I’ve seen and experienced enough hussar raids end games to have learned from my and others mistakes. I’m not going to try avoiding stone walls over and over only to lose to hussar raids over and over on slow civs on open maps.

I’ve found people who say something doesn’t need explaining rely mostly on pattern matching and lack a comprehensive analytical framework which can put together coherent explanations.

I cannot find any coherent explanation for why 1 range would significantly affect the fights you want to actually take. However I can see how it significantly affects the fights you don’t want to take, i.e. fights where you want to go on the offensive are relatively unaffected compared to fights you’re trying to avoid/defend against.

Everyone agrees that the elite upgrade is too expensive for what it does. Either it should more (the +1 range) or it should be much cheaper.

Said that, I do not think that this would

Britons are my main civ, the extra range is really useful for both attack and defense.
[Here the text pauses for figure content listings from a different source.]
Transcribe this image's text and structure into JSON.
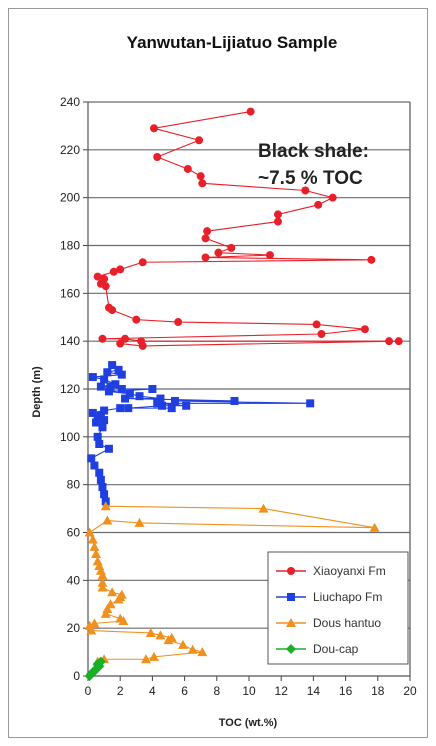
{
  "chart_data": {
    "type": "scatter",
    "title": "Yanwutan-Lijiatuo Sample",
    "xlabel": "TOC (wt.%)",
    "ylabel": "Depth (m)",
    "xlim": [
      0,
      20
    ],
    "ylim": [
      0,
      240
    ],
    "xticks": [
      "0",
      "2",
      "4",
      "6",
      "8",
      "10",
      "12",
      "14",
      "16",
      "18",
      "20"
    ],
    "yticks": [
      "0",
      "20",
      "40",
      "60",
      "80",
      "100",
      "120",
      "140",
      "160",
      "180",
      "200",
      "220",
      "240"
    ],
    "grid": "horizontal",
    "legend_position": "bottom-right",
    "annotation": [
      "Black shale:",
      "~7.5 % TOC"
    ],
    "series": [
      {
        "name": "Xiaoyanxi Fm",
        "color": "#e8202a",
        "marker": "circle",
        "points": [
          [
            10.1,
            236
          ],
          [
            4.1,
            229
          ],
          [
            6.9,
            224
          ],
          [
            4.3,
            217
          ],
          [
            6.2,
            212
          ],
          [
            7.0,
            209
          ],
          [
            7.1,
            206
          ],
          [
            13.5,
            203
          ],
          [
            15.2,
            200
          ],
          [
            14.3,
            197
          ],
          [
            11.8,
            193
          ],
          [
            11.8,
            190
          ],
          [
            7.4,
            186
          ],
          [
            7.3,
            183
          ],
          [
            8.9,
            179
          ],
          [
            8.1,
            177
          ],
          [
            11.3,
            176
          ],
          [
            7.3,
            175
          ],
          [
            17.6,
            174
          ],
          [
            3.4,
            173
          ],
          [
            2.0,
            170
          ],
          [
            1.6,
            169
          ],
          [
            0.6,
            167
          ],
          [
            1.0,
            166
          ],
          [
            0.8,
            164
          ],
          [
            1.1,
            163
          ],
          [
            1.3,
            154
          ],
          [
            1.5,
            153
          ],
          [
            3.0,
            149
          ],
          [
            5.6,
            148
          ],
          [
            14.2,
            147
          ],
          [
            17.2,
            145
          ],
          [
            14.5,
            143
          ],
          [
            0.9,
            141
          ],
          [
            2.3,
            141
          ],
          [
            3.3,
            140
          ],
          [
            18.7,
            140
          ],
          [
            19.3,
            140
          ],
          [
            3.4,
            138
          ],
          [
            2.0,
            139
          ]
        ]
      },
      {
        "name": "Liuchapo Fm",
        "color": "#1f3fe0",
        "marker": "square",
        "points": [
          [
            1.5,
            130
          ],
          [
            1.9,
            128
          ],
          [
            1.2,
            127
          ],
          [
            2.1,
            126
          ],
          [
            0.3,
            125
          ],
          [
            1.0,
            124
          ],
          [
            1.7,
            122
          ],
          [
            0.8,
            121
          ],
          [
            1.4,
            121
          ],
          [
            2.1,
            120
          ],
          [
            4.0,
            120
          ],
          [
            1.3,
            119
          ],
          [
            2.6,
            118
          ],
          [
            3.2,
            117
          ],
          [
            4.5,
            116
          ],
          [
            2.3,
            116
          ],
          [
            9.1,
            115
          ],
          [
            5.4,
            115
          ],
          [
            13.8,
            114
          ],
          [
            4.3,
            114
          ],
          [
            6.1,
            113
          ],
          [
            4.6,
            113
          ],
          [
            2.5,
            112
          ],
          [
            5.2,
            112
          ],
          [
            2.0,
            112
          ],
          [
            1.0,
            111
          ],
          [
            0.3,
            110
          ],
          [
            0.8,
            109
          ],
          [
            0.6,
            108
          ],
          [
            1.0,
            107
          ],
          [
            0.5,
            106
          ],
          [
            0.9,
            104
          ],
          [
            0.6,
            100
          ],
          [
            0.7,
            97
          ],
          [
            1.3,
            95
          ],
          [
            0.2,
            91
          ],
          [
            0.4,
            88
          ],
          [
            0.7,
            85
          ],
          [
            0.8,
            82
          ],
          [
            0.9,
            79
          ],
          [
            1.0,
            76
          ],
          [
            1.1,
            73
          ]
        ]
      },
      {
        "name": "Dous hantuo",
        "color": "#f0901e",
        "marker": "triangle",
        "points": [
          [
            1.1,
            71
          ],
          [
            10.9,
            70
          ],
          [
            17.8,
            62
          ],
          [
            3.2,
            64
          ],
          [
            1.2,
            65
          ],
          [
            0.1,
            60
          ],
          [
            0.3,
            57
          ],
          [
            0.4,
            54
          ],
          [
            0.5,
            51
          ],
          [
            0.6,
            48
          ],
          [
            0.7,
            46
          ],
          [
            0.8,
            44
          ],
          [
            0.9,
            42
          ],
          [
            0.9,
            39
          ],
          [
            0.9,
            37
          ],
          [
            1.5,
            35
          ],
          [
            2.1,
            34
          ],
          [
            2.0,
            33
          ],
          [
            1.9,
            32
          ],
          [
            1.4,
            30
          ],
          [
            1.2,
            28
          ],
          [
            1.1,
            26
          ],
          [
            2.0,
            24
          ],
          [
            2.2,
            23
          ],
          [
            0.4,
            22
          ],
          [
            0.1,
            21
          ],
          [
            0.2,
            19
          ],
          [
            3.9,
            18
          ],
          [
            4.5,
            17
          ],
          [
            5.2,
            16
          ],
          [
            5.0,
            15
          ],
          [
            5.9,
            13
          ],
          [
            6.5,
            11
          ],
          [
            7.1,
            10
          ],
          [
            4.1,
            8
          ],
          [
            3.6,
            7
          ],
          [
            1.0,
            7
          ],
          [
            0.6,
            6
          ]
        ]
      },
      {
        "name": "Dou-cap",
        "color": "#19b025",
        "marker": "diamond",
        "points": [
          [
            0.8,
            6
          ],
          [
            0.6,
            5
          ],
          [
            0.7,
            4
          ],
          [
            0.5,
            3
          ],
          [
            0.4,
            2
          ],
          [
            0.2,
            1
          ],
          [
            0.1,
            0
          ]
        ]
      }
    ]
  }
}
But still I do not think that +1 range would fix the unit.

First Italians are too bad to get to a UU without a considerable disadvantage.

Second, having halbs is almost always better than having GCs. There are conditions where GCs are better, but halbs are spammable from barracks, cost no gold and much more effective in low numbers.

It would have been better if the original desig of the unit had been thought as a trash UU (then weaker but much more spammable, even in archery ranges with a UT).